Crab Nebula
The Crab NebulaX-ray: NASA/CXC/SAO; Optical: NASA/STScI; Infrared: NASA-JPL-Caltech

There is little possibility for alien life because phosphorous is not easily available in the cosmos. Without phosphorous, life is unlikely to bloom, at least in the way humans can recognize it.

There are six chemical elements needed for life on Earth to exist, and phosphorous is one of them, says a scientist involved in a new study at Cardiff University. The element is required for cells to transfer and store energy through a compound called adenosine triphosphate (ATP).

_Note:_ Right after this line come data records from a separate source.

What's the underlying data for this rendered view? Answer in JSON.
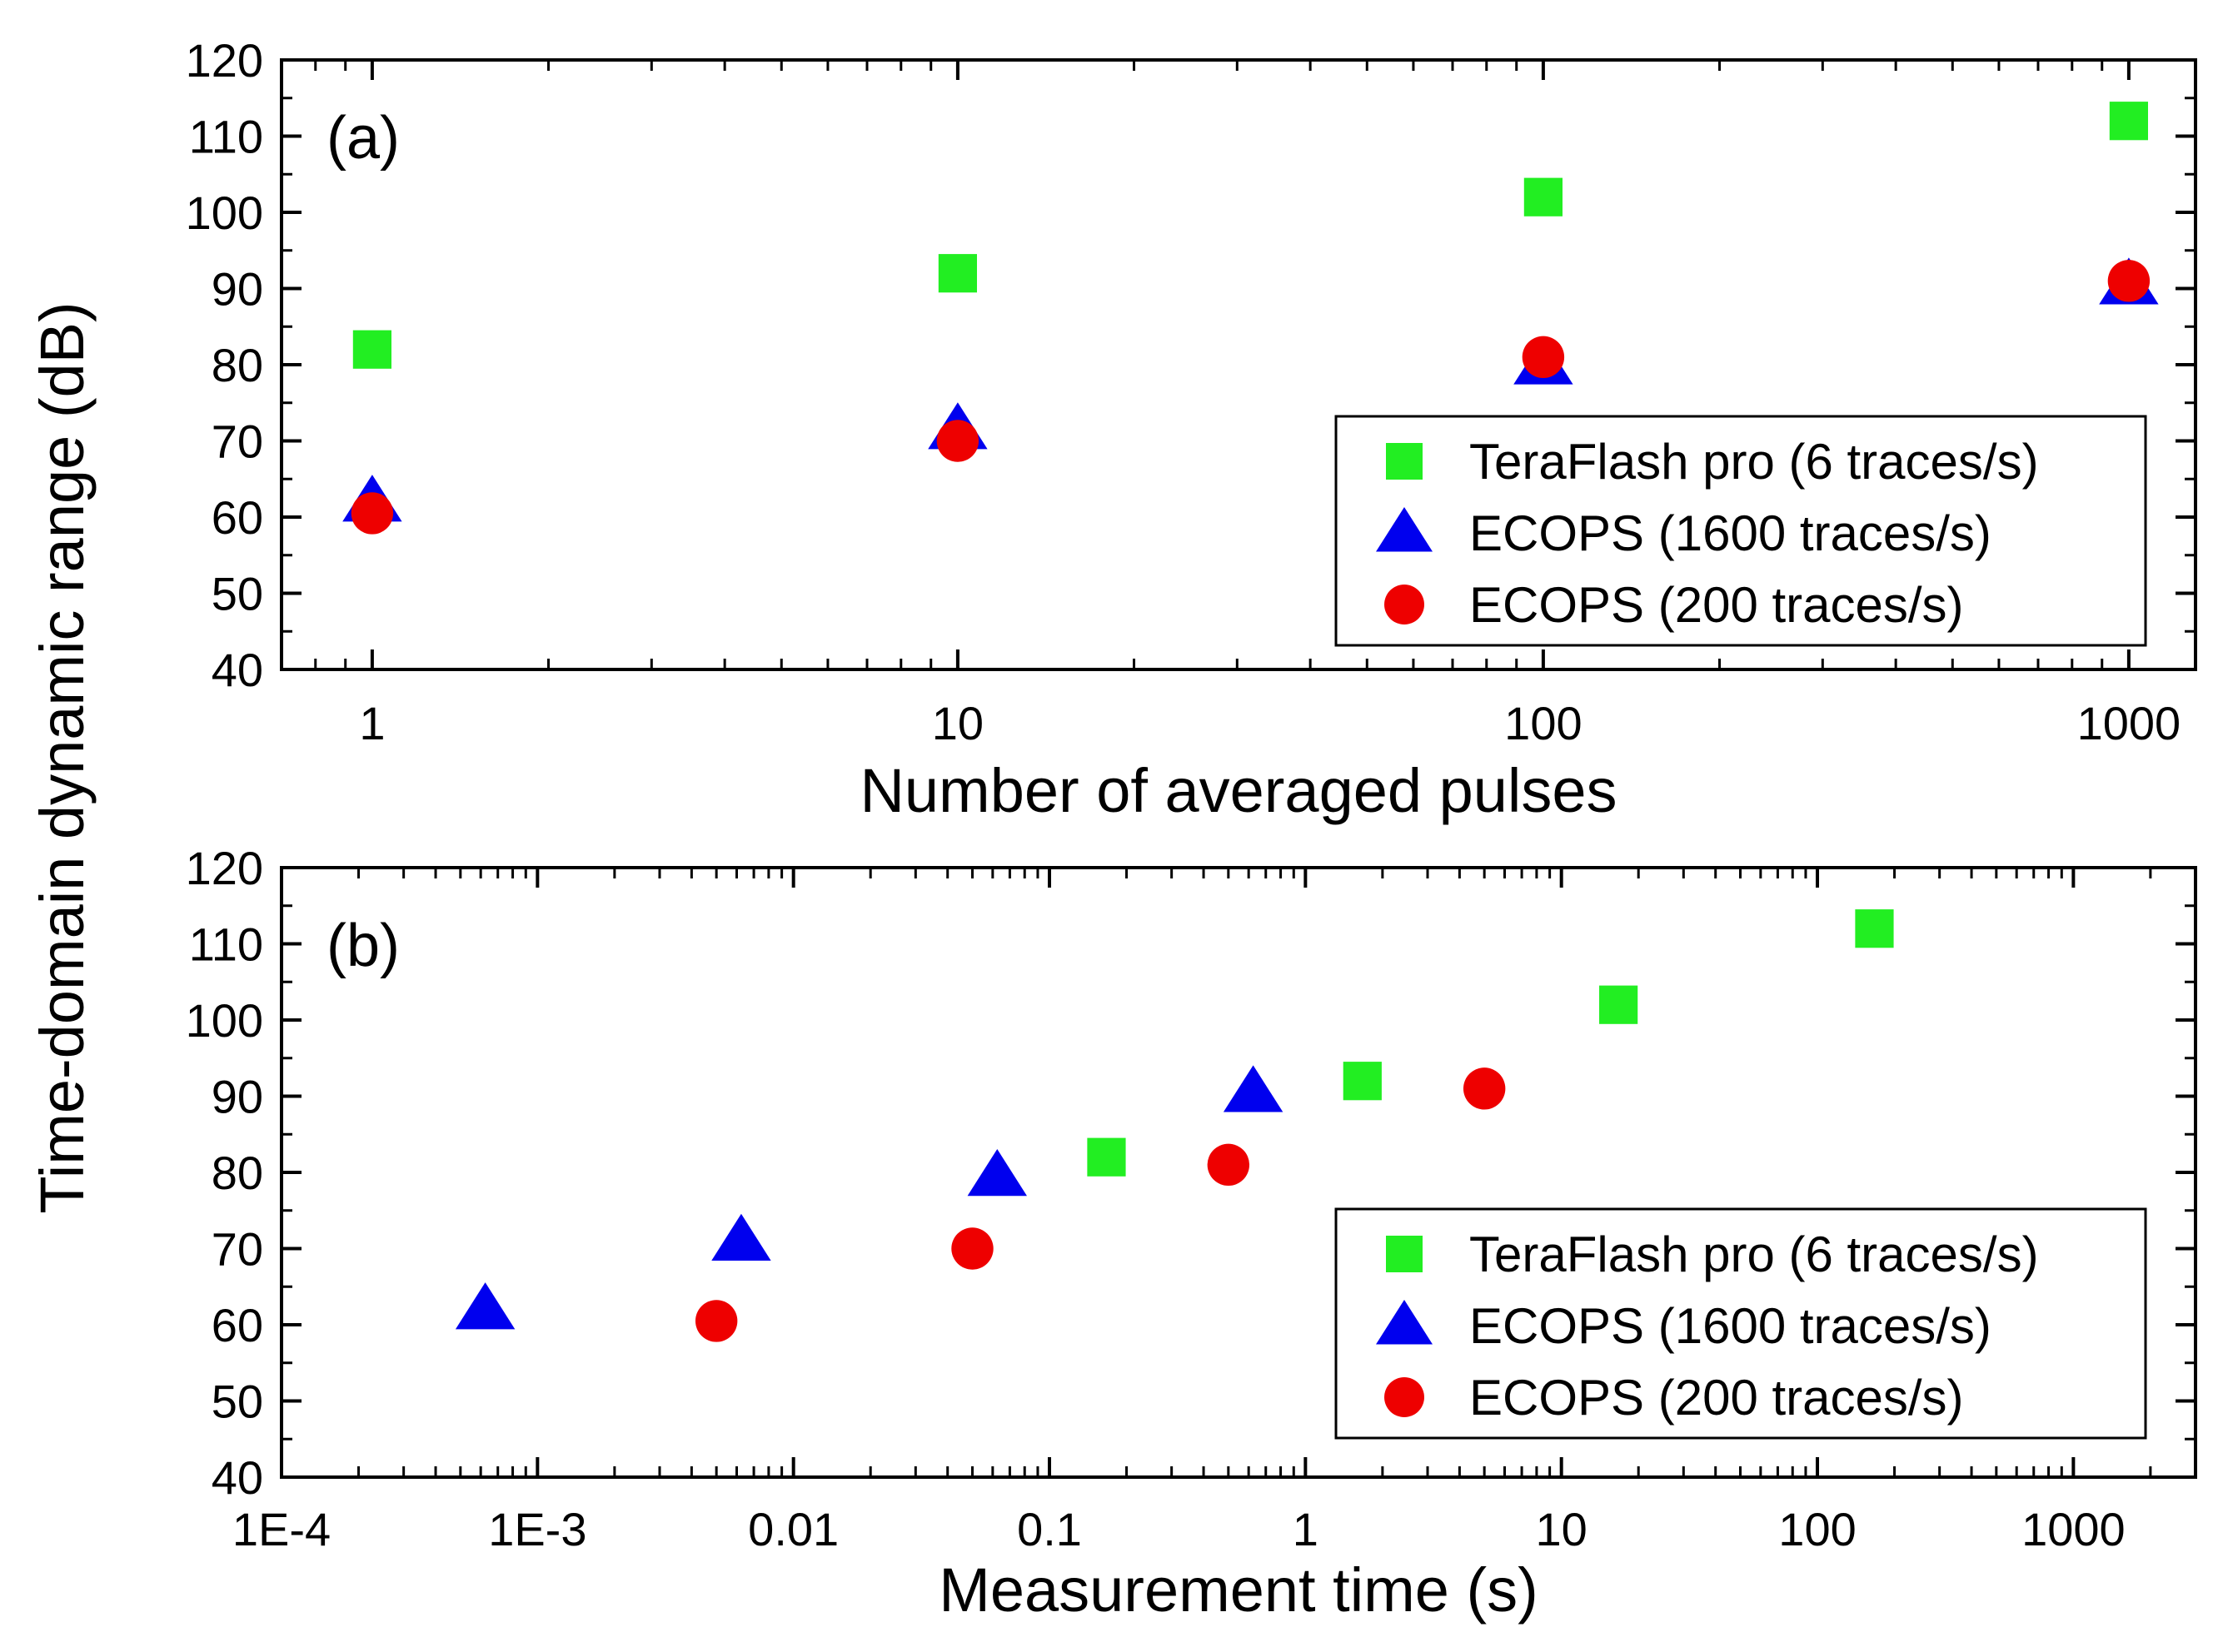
{
  "ylabel": "Time-domain dynamic range (dB)",
  "colors": {
    "teraflash": "#22ee22",
    "ecops1600": "#0000ee",
    "ecops200": "#ee0000"
  },
  "chart_data": [
    {
      "type": "scatter",
      "panel_label": "(a)",
      "xscale": "log",
      "xlabel": "Number of averaged pulses",
      "xlim": [
        0.7,
        1300
      ],
      "ylim": [
        40,
        120
      ],
      "yticks": [
        40,
        50,
        60,
        70,
        80,
        90,
        100,
        110,
        120
      ],
      "xticks": [
        1,
        10,
        100,
        1000
      ],
      "xtick_labels": [
        "1",
        "10",
        "100",
        "1000"
      ],
      "legend_position": "lower-right",
      "series": [
        {
          "name": "TeraFlash pro (6 traces/s)",
          "marker": "square",
          "color_key": "teraflash",
          "x": [
            1,
            10,
            100,
            1000
          ],
          "y": [
            82,
            92,
            102,
            112
          ]
        },
        {
          "name": "ECOPS (1600 traces/s)",
          "marker": "triangle",
          "color_key": "ecops1600",
          "x": [
            1,
            10,
            100,
            1000
          ],
          "y": [
            62,
            71.5,
            80,
            90.5
          ]
        },
        {
          "name": "ECOPS (200 traces/s)",
          "marker": "circle",
          "color_key": "ecops200",
          "x": [
            1,
            10,
            100,
            1000
          ],
          "y": [
            60.5,
            70,
            81,
            91
          ]
        }
      ]
    },
    {
      "type": "scatter",
      "panel_label": "(b)",
      "xscale": "log",
      "xlabel": "Measurement time (s)",
      "xlim": [
        0.0001,
        3000
      ],
      "ylim": [
        40,
        120
      ],
      "yticks": [
        40,
        50,
        60,
        70,
        80,
        90,
        100,
        110,
        120
      ],
      "xticks": [
        0.0001,
        0.001,
        0.01,
        0.1,
        1,
        10,
        100,
        1000
      ],
      "xtick_labels": [
        "1E-4",
        "1E-3",
        "0.01",
        "0.1",
        "1",
        "10",
        "100",
        "1000"
      ],
      "legend_position": "lower-right",
      "series": [
        {
          "name": "TeraFlash pro (6 traces/s)",
          "marker": "square",
          "color_key": "teraflash",
          "x": [
            0.167,
            1.67,
            16.7,
            167
          ],
          "y": [
            82,
            92,
            102,
            112
          ]
        },
        {
          "name": "ECOPS (1600 traces/s)",
          "marker": "triangle",
          "color_key": "ecops1600",
          "x": [
            0.000625,
            0.00625,
            0.0625,
            0.625
          ],
          "y": [
            62,
            71,
            79.5,
            90.5
          ]
        },
        {
          "name": "ECOPS (200 traces/s)",
          "marker": "circle",
          "color_key": "ecops200",
          "x": [
            0.005,
            0.05,
            0.5,
            5
          ],
          "y": [
            60.5,
            70,
            81,
            91
          ]
        }
      ]
    }
  ]
}
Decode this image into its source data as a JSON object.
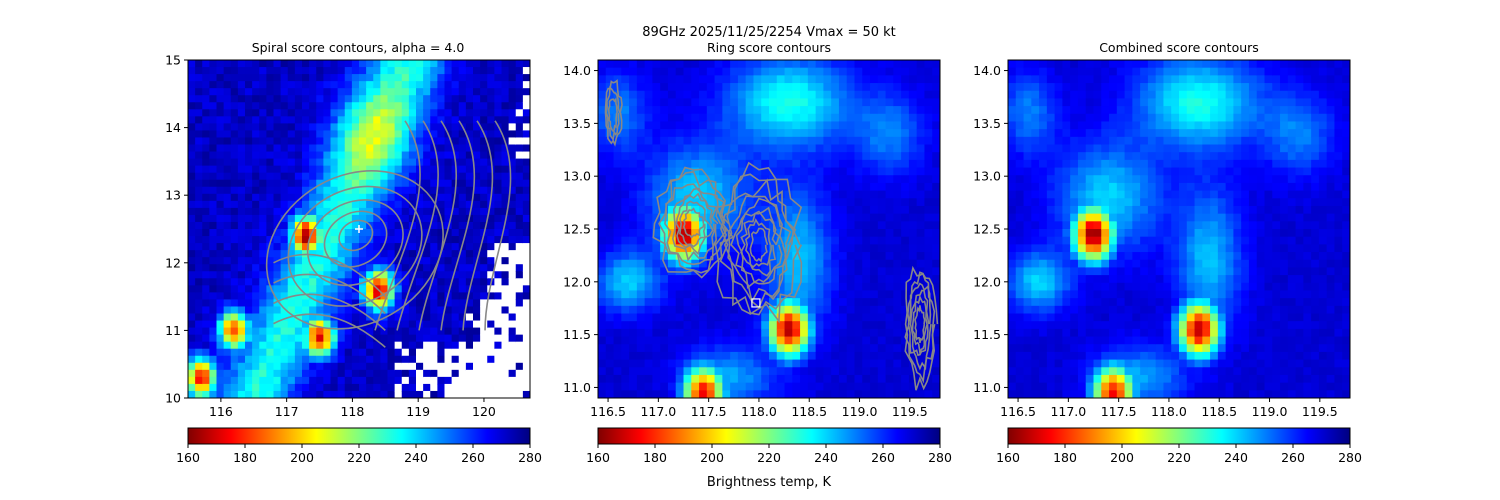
{
  "figure": {
    "suptitle_line1": "89GHz  2025/11/25/2254    Vmax = 50 kt",
    "colorbar_label": "Brightness temp, K"
  },
  "colormap": {
    "name": "jet_r",
    "vmin": 160,
    "vmax": 280,
    "stops": [
      "#800000",
      "#ff0000",
      "#ff8000",
      "#ffff00",
      "#80ff80",
      "#00ffff",
      "#0080ff",
      "#0000ff",
      "#000080"
    ]
  },
  "chart_data": [
    {
      "type": "heatmap",
      "title": "Spiral score contours, alpha =  4.0",
      "xlim": [
        115.5,
        120.7
      ],
      "ylim": [
        10,
        15
      ],
      "xticks": [
        116,
        117,
        118,
        119,
        120
      ],
      "yticks": [
        10,
        11,
        12,
        13,
        14,
        15
      ],
      "colorbar_ticks": [
        160,
        180,
        200,
        220,
        240,
        260,
        280
      ],
      "center_marker": {
        "x": 118.1,
        "y": 12.5,
        "symbol": "+"
      },
      "cold_cores": [
        {
          "x": 117.3,
          "y": 12.4,
          "tb": 160
        },
        {
          "x": 118.4,
          "y": 11.6,
          "tb": 165
        },
        {
          "x": 117.5,
          "y": 10.9,
          "tb": 170
        },
        {
          "x": 116.2,
          "y": 11.0,
          "tb": 180
        },
        {
          "x": 115.7,
          "y": 10.3,
          "tb": 175
        }
      ],
      "contours": "spiral score (gray)"
    },
    {
      "type": "heatmap",
      "title": "Ring score contours",
      "xlim": [
        116.4,
        119.8
      ],
      "ylim": [
        10.9,
        14.1
      ],
      "xticks": [
        116.5,
        117.0,
        117.5,
        118.0,
        118.5,
        119.0,
        119.5
      ],
      "yticks": [
        11.0,
        11.5,
        12.0,
        12.5,
        13.0,
        13.5,
        14.0
      ],
      "colorbar_ticks": [
        160,
        180,
        200,
        220,
        240,
        260,
        280
      ],
      "center_marker": {
        "x": 117.97,
        "y": 11.8,
        "symbol": "square"
      },
      "cold_cores": [
        {
          "x": 117.25,
          "y": 12.45,
          "tb": 162
        },
        {
          "x": 118.3,
          "y": 11.55,
          "tb": 165
        },
        {
          "x": 117.45,
          "y": 10.95,
          "tb": 175
        }
      ],
      "contours": "ring score (gray)"
    },
    {
      "type": "heatmap",
      "title": "Combined score contours",
      "xlim": [
        116.4,
        119.8
      ],
      "ylim": [
        10.9,
        14.1
      ],
      "xticks": [
        116.5,
        117.0,
        117.5,
        118.0,
        118.5,
        119.0,
        119.5
      ],
      "yticks": [
        11.0,
        11.5,
        12.0,
        12.5,
        13.0,
        13.5,
        14.0
      ],
      "colorbar_ticks": [
        160,
        180,
        200,
        220,
        240,
        260,
        280
      ],
      "cold_cores": [
        {
          "x": 117.25,
          "y": 12.45,
          "tb": 162
        },
        {
          "x": 118.3,
          "y": 11.55,
          "tb": 165
        },
        {
          "x": 117.45,
          "y": 10.95,
          "tb": 175
        }
      ]
    }
  ]
}
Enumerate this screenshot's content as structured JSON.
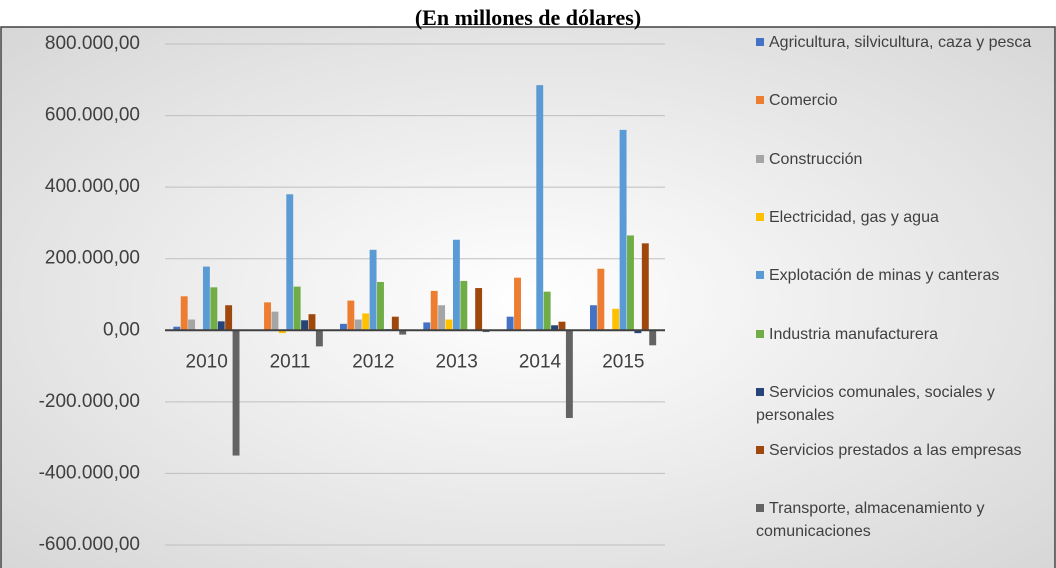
{
  "chart_data": {
    "type": "bar",
    "title": "(En millones de dólares)",
    "categories": [
      "2010",
      "2011",
      "2012",
      "2013",
      "2014",
      "2015"
    ],
    "series": [
      {
        "name": "Agricultura, silvicultura, caza y pesca",
        "color": "#4472c4",
        "values": [
          10000,
          2000,
          18000,
          22000,
          38000,
          70000
        ]
      },
      {
        "name": "Comercio",
        "color": "#ed7d31",
        "values": [
          95000,
          78000,
          83000,
          110000,
          147000,
          172000
        ]
      },
      {
        "name": "Construcción",
        "color": "#a5a5a5",
        "values": [
          30000,
          52000,
          30000,
          70000,
          2000,
          3000
        ]
      },
      {
        "name": "Electricidad, gas y agua",
        "color": "#ffc000",
        "values": [
          2000,
          -8000,
          47000,
          30000,
          0,
          60000
        ]
      },
      {
        "name": "Explotación de minas y canteras",
        "color": "#5b9bd5",
        "values": [
          178000,
          380000,
          225000,
          253000,
          685000,
          560000
        ]
      },
      {
        "name": "Industria manufacturera",
        "color": "#70ad47",
        "values": [
          120000,
          122000,
          135000,
          138000,
          108000,
          265000
        ]
      },
      {
        "name": "Servicios comunales, sociales y personales",
        "color": "#264478",
        "values": [
          25000,
          28000,
          3000,
          2000,
          14000,
          -8000
        ]
      },
      {
        "name": "Servicios prestados a las empresas",
        "color": "#9e480e",
        "values": [
          70000,
          45000,
          38000,
          118000,
          24000,
          243000
        ]
      },
      {
        "name": "Transporte, almacenamiento y comunicaciones",
        "color": "#636363",
        "values": [
          -350000,
          -45000,
          -12000,
          -5000,
          -245000,
          -42000
        ]
      }
    ],
    "ylim": [
      -600000,
      800000
    ],
    "yticks": [
      {
        "value": 800000,
        "label": "800.000,00"
      },
      {
        "value": 600000,
        "label": "600.000,00"
      },
      {
        "value": 400000,
        "label": "400.000,00"
      },
      {
        "value": 200000,
        "label": "200.000,00"
      },
      {
        "value": 0,
        "label": "0,00"
      },
      {
        "value": -200000,
        "label": "-200.000,00"
      },
      {
        "value": -400000,
        "label": "-400.000,00"
      },
      {
        "value": -600000,
        "label": "-600.000,00"
      }
    ],
    "grid": true
  }
}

Astronomers looking for phosphorous in the universe because of the role it plays in sustaining life, reports ScienceAlert.

Phosphorous is not believed to have formed on Earth, rather, brought here by meteorites, notes the report, so similar incidents should have happened in other places for life to form there as well.

For this study, researchers reportedly went through readings and data from the William Herschel Telescope in the Canary Islands and studied infrared radiation from phosphorus and iron in the Crab Nebula, the leftovers of a supernova that is about 6,500 light years from Earth. Scientists did not find a lot of phosphorous, says the report. They compared the Crab Nebula to the Cassiopeia A (Cas A).

"The two explosions seem to differ from each other, perhaps because Cas A results from the explosion of a rare super-massive star," says one of the researchers, astronomer Phil Cigan from Cardiff University in the UK.

However, the research team needs more data to confirm their findings. "We've just asked for more telescope time to go back and check, in case we've missed some phosphorus-rich regions in the Crab Nebula," added Cigan.

Current knowledge is that phosphorous is created when massive stars explode at the end of their life, an event called the supernova, but scientists are yet to figure out just how much phosphorous is put out by such explosions, notes the report. This is where the discrepancy between the Crab Nebula and the Cas A readings comes to play. There is much less chance of the right mix of elements reaching the right spots in the universe at just the right time to spark life if the very production of phosphorous is not consistent.

"If phosphorus is sourced from supernovae, and then travels across space in meteoritic rocks, I'm wondering if a young planet could find itself lacking in reactive phosphorus because of where it was born?" says one of the team, Jane Greaves from Cardiff University.

"In that case, life might really struggle to get started out of phosphorus-poor chemistry, on another world otherwise similar to our own."